CHISQ The \chi^2 test statistic with one degree of freedom from performing a likelihood ratio test comparing logistic regression models.
FSTAT The F test statistic with 1 and number of subjects-3 degrees of freedom from performing an F-test comparing linear regression models.
P The p-value for the test of association of the anchor SNP.

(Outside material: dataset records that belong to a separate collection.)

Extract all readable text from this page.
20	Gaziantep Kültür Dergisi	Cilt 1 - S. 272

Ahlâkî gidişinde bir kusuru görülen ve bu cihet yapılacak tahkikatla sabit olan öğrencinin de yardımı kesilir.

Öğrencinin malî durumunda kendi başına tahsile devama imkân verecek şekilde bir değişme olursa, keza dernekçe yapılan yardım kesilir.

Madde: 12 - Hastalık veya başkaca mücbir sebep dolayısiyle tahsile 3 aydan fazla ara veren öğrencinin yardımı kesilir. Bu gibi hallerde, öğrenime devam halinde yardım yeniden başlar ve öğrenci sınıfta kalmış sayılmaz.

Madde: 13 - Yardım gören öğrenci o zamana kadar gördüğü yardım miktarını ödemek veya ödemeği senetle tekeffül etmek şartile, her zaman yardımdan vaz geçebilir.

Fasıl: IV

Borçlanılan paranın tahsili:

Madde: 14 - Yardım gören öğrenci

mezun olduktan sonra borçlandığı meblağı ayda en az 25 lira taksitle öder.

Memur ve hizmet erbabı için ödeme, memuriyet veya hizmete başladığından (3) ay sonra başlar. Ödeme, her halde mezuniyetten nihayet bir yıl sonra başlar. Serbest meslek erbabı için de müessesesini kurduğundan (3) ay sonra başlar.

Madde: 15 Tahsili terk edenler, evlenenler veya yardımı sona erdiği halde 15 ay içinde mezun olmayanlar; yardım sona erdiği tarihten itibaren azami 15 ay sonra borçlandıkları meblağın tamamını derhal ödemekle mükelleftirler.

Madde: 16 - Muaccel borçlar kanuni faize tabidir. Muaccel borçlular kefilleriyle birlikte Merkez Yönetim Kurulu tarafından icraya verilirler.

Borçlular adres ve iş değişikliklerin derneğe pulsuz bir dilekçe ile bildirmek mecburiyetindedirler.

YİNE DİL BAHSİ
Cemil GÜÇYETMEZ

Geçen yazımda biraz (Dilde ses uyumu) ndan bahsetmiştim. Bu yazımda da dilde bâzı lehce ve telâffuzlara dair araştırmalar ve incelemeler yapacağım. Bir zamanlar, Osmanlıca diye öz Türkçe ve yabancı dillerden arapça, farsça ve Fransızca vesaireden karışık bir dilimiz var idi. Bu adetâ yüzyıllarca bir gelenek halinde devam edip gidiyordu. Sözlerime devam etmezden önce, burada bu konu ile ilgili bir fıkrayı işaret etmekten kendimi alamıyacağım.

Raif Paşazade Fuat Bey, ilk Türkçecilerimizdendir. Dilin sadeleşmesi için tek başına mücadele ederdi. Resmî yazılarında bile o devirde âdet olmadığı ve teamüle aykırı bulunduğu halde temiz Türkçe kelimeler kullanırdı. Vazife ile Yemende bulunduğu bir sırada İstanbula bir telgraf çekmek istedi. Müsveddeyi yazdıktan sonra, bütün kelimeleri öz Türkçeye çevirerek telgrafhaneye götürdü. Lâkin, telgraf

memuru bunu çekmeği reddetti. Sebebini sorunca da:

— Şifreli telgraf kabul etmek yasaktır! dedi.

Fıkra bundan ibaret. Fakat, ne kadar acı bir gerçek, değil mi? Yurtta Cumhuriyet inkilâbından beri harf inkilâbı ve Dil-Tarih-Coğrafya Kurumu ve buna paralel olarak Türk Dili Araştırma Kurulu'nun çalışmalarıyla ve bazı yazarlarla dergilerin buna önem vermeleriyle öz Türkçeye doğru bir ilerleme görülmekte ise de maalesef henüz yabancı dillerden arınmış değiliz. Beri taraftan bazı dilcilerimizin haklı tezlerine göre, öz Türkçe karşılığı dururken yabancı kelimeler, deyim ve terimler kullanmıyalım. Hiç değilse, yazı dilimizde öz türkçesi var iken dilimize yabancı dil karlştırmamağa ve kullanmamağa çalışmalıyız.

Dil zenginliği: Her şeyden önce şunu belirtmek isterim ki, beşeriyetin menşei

FIT_STATUS_LRThe fit status for single SNP logistic (or linear) regression at the anchor SNP.
CHISQ_LRThe \chi^2 test statistic with one degree of freedom for single SNP logistic regression at the anchor SNP.
FSTAT_LRThe F test statistic with 1 and number of subjects-3 degrees of freedom for single SNP linear regression at the anchor SNP.
P_LRThe p-value for the test of association of the anchor SNP using single SNP logistic (or linear) regression.